We have no logical explanation for the small cIPH activity (0.02 µmol/min/mg of protein) reported with purified annexin III (13) or the small amount of activity detected following transfection of Swiss 3T3 cells with the cDNA of annexin III(14) . As the assay conditions used in the transfections studies (14) were reported to be similar to their original paper(12) , we can make the following calculations from their work. The total amount of substrate, based on a final substrate concentration of 75 µM and the incubation volume of 25 µl, was 1.87 nmol of cIP. In the only time course reported(14) , the annexin III transfected cells were reported to generate 30 nmol of inositol monophosphate per mg of protein, over the entire incubation period of 120 min. If we assume they used 0.3 mg of protein (based on Fig. 1of (15) ), this amounts to 9 nmol of cIP being hydrolyzed during the 120-min incubation, which is 5-fold higher than the total cIP present at the beginning of the incubation. These calculations make it highly unlikely that they were measuring true cIPH activity.
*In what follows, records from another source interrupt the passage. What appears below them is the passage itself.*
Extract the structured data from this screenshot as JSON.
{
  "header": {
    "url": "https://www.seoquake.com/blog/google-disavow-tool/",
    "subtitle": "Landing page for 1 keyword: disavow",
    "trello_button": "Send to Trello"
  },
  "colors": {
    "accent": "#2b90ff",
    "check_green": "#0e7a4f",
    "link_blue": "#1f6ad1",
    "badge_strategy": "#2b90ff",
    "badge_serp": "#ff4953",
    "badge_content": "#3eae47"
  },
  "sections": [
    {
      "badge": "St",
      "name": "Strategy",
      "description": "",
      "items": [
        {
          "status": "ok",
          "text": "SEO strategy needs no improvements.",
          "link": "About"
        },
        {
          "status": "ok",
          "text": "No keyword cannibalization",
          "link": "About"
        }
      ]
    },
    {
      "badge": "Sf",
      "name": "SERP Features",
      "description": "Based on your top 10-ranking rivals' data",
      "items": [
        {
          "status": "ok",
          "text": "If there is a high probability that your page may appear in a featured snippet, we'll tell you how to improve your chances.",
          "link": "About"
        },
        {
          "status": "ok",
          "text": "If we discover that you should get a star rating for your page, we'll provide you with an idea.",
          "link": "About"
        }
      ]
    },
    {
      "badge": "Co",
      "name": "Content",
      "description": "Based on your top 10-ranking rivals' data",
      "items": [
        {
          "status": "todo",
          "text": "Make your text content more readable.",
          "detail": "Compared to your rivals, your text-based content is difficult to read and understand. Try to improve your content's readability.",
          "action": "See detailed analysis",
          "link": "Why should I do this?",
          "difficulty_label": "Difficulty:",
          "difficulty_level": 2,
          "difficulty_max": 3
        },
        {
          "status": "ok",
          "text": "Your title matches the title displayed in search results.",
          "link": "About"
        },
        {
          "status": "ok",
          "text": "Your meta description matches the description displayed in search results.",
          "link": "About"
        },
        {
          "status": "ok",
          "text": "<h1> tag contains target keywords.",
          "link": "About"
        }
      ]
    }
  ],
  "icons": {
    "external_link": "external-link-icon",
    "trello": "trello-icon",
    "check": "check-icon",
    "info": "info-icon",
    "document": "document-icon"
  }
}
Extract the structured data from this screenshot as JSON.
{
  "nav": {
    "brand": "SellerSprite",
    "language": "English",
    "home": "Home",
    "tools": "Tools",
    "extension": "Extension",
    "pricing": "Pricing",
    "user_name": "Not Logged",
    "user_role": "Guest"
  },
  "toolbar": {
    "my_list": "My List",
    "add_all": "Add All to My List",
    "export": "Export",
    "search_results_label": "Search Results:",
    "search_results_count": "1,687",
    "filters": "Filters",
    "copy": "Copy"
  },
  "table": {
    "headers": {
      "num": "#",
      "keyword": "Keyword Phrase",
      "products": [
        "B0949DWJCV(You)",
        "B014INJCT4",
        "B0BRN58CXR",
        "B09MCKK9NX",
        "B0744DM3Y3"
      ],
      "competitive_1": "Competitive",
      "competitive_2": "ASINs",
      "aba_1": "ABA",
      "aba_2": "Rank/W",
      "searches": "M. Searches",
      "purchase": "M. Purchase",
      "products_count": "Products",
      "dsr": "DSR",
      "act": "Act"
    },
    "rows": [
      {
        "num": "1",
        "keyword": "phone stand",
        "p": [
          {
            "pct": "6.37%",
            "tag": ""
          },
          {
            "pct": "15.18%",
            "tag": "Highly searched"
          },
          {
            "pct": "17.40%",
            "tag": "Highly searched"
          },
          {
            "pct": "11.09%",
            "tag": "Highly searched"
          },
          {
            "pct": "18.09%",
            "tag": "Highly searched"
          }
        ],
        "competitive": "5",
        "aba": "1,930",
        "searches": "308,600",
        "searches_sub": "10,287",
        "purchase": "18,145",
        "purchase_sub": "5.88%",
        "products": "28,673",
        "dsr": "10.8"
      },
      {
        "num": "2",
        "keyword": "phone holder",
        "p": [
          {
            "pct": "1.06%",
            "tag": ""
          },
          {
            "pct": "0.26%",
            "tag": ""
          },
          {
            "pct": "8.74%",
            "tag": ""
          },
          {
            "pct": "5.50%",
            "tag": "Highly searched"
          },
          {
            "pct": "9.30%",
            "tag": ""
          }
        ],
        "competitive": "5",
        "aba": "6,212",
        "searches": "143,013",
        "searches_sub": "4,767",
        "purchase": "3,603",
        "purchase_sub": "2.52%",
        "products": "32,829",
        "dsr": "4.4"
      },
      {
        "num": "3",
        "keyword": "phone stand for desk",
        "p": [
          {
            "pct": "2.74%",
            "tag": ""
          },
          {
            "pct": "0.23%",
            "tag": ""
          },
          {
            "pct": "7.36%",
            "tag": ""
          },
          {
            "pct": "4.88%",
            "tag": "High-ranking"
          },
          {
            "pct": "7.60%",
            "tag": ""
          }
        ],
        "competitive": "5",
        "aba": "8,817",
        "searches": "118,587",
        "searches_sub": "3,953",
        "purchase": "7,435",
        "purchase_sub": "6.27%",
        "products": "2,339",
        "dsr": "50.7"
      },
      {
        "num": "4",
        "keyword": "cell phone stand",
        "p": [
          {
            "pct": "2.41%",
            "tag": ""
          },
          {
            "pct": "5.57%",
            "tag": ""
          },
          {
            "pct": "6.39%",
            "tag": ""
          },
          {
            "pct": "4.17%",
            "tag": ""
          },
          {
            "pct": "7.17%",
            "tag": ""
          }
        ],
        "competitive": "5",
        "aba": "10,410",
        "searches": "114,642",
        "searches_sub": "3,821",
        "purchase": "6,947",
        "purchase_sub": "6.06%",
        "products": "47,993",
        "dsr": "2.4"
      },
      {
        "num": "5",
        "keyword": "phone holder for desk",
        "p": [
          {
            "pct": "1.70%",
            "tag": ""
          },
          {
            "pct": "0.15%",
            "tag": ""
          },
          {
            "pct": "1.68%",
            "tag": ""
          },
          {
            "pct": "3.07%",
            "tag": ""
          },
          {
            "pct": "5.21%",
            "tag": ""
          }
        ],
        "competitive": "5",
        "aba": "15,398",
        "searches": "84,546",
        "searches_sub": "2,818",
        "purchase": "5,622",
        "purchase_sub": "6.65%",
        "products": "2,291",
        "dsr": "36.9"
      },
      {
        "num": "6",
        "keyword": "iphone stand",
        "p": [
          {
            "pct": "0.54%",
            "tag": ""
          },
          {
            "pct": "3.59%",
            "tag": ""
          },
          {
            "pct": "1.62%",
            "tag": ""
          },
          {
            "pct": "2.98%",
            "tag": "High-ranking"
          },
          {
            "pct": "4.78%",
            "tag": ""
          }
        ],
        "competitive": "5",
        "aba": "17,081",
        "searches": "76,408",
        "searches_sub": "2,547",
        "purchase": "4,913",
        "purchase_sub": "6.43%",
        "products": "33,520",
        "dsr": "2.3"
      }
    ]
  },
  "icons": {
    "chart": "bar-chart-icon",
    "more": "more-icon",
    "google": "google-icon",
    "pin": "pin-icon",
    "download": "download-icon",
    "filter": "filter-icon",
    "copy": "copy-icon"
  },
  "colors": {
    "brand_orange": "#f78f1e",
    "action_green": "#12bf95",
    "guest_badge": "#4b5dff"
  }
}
Neutrophil provides an interesting test case. If annexin III indeed possessed cIPH activity, one would expect a very high level of cIPH activity in neutrophils, as 1% of the neutrophil cytosolic protein is annexin III(32) . In a single observation, Ross and Majerus (34) reported that neutrophils have a cIPH activity of 12,000 pmol/min/mg of protein, which would be consistent with the above hypothesis. However, the authors do not describe the exact conditions used for this single point measurement. If we assume that incubation conditions were similar to those described earlier (10-min incubation in the presence of 0.3 mg of protein), it would result in consumption of 36,000 pmol of substrate during the course of this incubation, 19-fold higher substrate than what was actually provided at the beginning of the assay.
In our hands, three
different experiments with neutrophils (Fig. 2) as well as time
course studies (data not shown) detected no cIPH activity, which is
consistent with our finding that annexin III and cIPH are two different
proteins. Further support for such a conclusion is obtained from the
work of Riddle et al.()where overexpression of the
gene coding annexin III in Escherichia coli is not accompanied
by enhanced cIPH activity. Annexin III is much better characterized
protein (36) than cIPH, and this ``presumed
identity'' between cIPH and annexin III has dampened progress in
understanding the role of cIPH and cyclic inositol phosphate
metabolism. The importance of our finding is that it paves the way for
purification, characterization, cloning, and determining the real
sequence of cIPH. Such studies should provide impetus to clarify the
role of cIPH in kidney and placenta as well as determine its
significance in cell growth and proliferation.